Having cleared its final regulatory hurdle, automotive e-marketplace Covisint will begin pilot operations Friday, the company has announced.
The online automotive exchange, founded by Ford, DaimlerChrysler and General Motors, received approval from the German Bundeskartellamt, or Federal Cartel Office. The U.S. Federal Trade Commission (FTC) gave Covisint the green light two weeks ago after a similar comprehensive review.
“Covisint is now cleared to transform itself from a planning initiative to a company,” said Peter Weiss, DaimlerChrysler’s lead representative on the Covisint executive planning team. “It will establish a corporate identity, begin hiring permanent employees and of course, open trade on the exchange between customers.”
The five automakers involved in the venture — the three founding partners, Renault SA and Nissan Motor Co. Ltd. — plan to push $300 billion (US$) worth of supply and material purchases through the site annually.
Because of quality control issues, Weiss said, Covisint will not be “opening massive floodgates” with its initial rollout, but rather limit it to just a few of the company’s trading partners.
Weiss said that Covisint will move forward with the planning team that is already in place, adding that the company expects to hire a chief executive officer within 30 days. Covisint has held back on hiring a permanent CEO and other employees because it could not incorporate or begin operations until receiving regulatory clearance.

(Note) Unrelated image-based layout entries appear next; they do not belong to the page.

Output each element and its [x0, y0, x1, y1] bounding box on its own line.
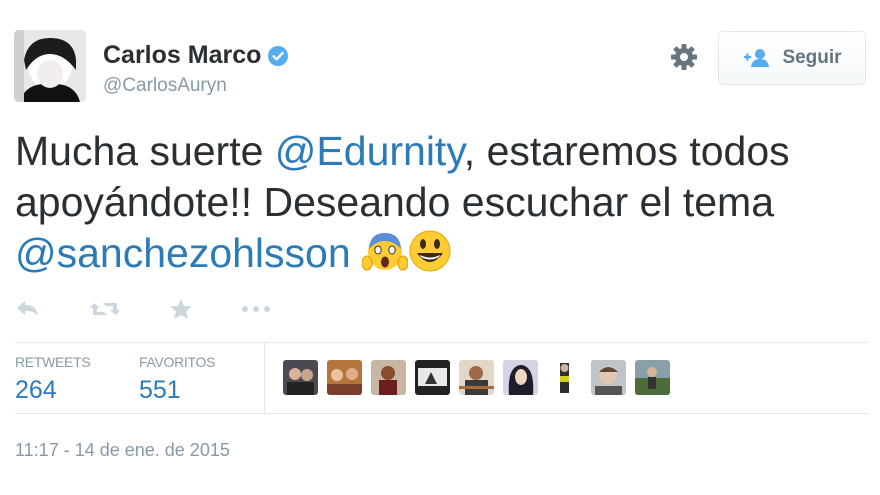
smiley-icon — [409, 230, 451, 272]
user-name[interactable]: Carlos Marco — [103, 41, 261, 70]
tweet-text-part: Mucha suerte — [15, 128, 275, 174]
divider — [15, 342, 868, 343]
favoriter-avatars — [283, 360, 679, 395]
favoriter-avatar[interactable] — [415, 360, 450, 395]
tweet-timestamp[interactable]: 11:17 - 14 de ene. de 2015 — [15, 440, 230, 461]
tweet-text: Mucha suerte @Edurnity, estaremos todos … — [15, 126, 865, 279]
tweet-actions — [15, 298, 319, 320]
reply-button[interactable] — [15, 299, 41, 319]
face-screaming-in-fear-icon — [362, 233, 409, 271]
favoriter-avatar[interactable] — [327, 360, 362, 395]
retweets-stat[interactable]: RETWEETS 264 — [15, 354, 91, 405]
retweet-button[interactable] — [89, 299, 121, 319]
retweets-count: 264 — [15, 376, 57, 404]
favorites-count: 551 — [139, 376, 181, 404]
favoriter-avatar[interactable] — [591, 360, 626, 395]
avatar[interactable] — [14, 30, 86, 102]
favoriter-avatar[interactable] — [459, 360, 494, 395]
reply-icon — [17, 301, 38, 316]
favoriter-avatar[interactable] — [371, 360, 406, 395]
verified-badge-icon — [268, 45, 289, 66]
favoriter-avatar[interactable] — [283, 360, 318, 395]
gear-icon[interactable] — [669, 42, 699, 72]
favoriter-avatar[interactable] — [503, 360, 538, 395]
mention-link[interactable]: @Edurnity — [275, 128, 464, 174]
favorites-label: FAVORITOS — [139, 354, 216, 370]
follow-button-label: Seguir — [782, 47, 842, 68]
favoriter-avatar[interactable] — [635, 360, 670, 395]
user-handle[interactable]: @CarlosAuryn — [103, 75, 227, 97]
mention-link[interactable]: @sanchezohlsson — [15, 230, 351, 276]
favorite-button[interactable] — [169, 298, 193, 320]
retweets-label: RETWEETS — [15, 354, 91, 370]
retweet-icon — [90, 303, 120, 315]
favorites-stat[interactable]: FAVORITOS 551 — [139, 354, 215, 405]
follow-button[interactable]: Seguir — [718, 31, 866, 85]
star-icon — [170, 299, 192, 319]
add-user-icon — [744, 49, 770, 67]
more-button[interactable] — [241, 304, 271, 314]
stats-divider — [264, 343, 265, 413]
favoriter-avatar[interactable] — [547, 360, 582, 395]
more-icon — [242, 306, 270, 312]
divider — [15, 413, 868, 414]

Covisint’s CEO will most likely come from outside the automotive industry. Weiss said the company will choose someone who was “unbiased from the founding partners.”
When Covisint was originally formed in February, it drew the immediate attention of both European and U.S. regulatory agencies who were concerned that the auto mega-site would deter competition by controlling prices and eventually become a monopoly.
Instead the FTC determined that the joint venture will provide both buyers and sellers with an efficient means to do business that could result in substantial cost savings. The FTC has reserved the right to review the company again after it has commenced operations.
Although Covisint has received the go-ahead from both German and American authorities, the company is still being reviewed by regulators from the European Union. However, Weiss said that this investigation will not preclude the company from beginning operations.
The fledgling company is temporarily headquartered in Southfield, Michigan, and expects to establish offices in both Europe and Asia.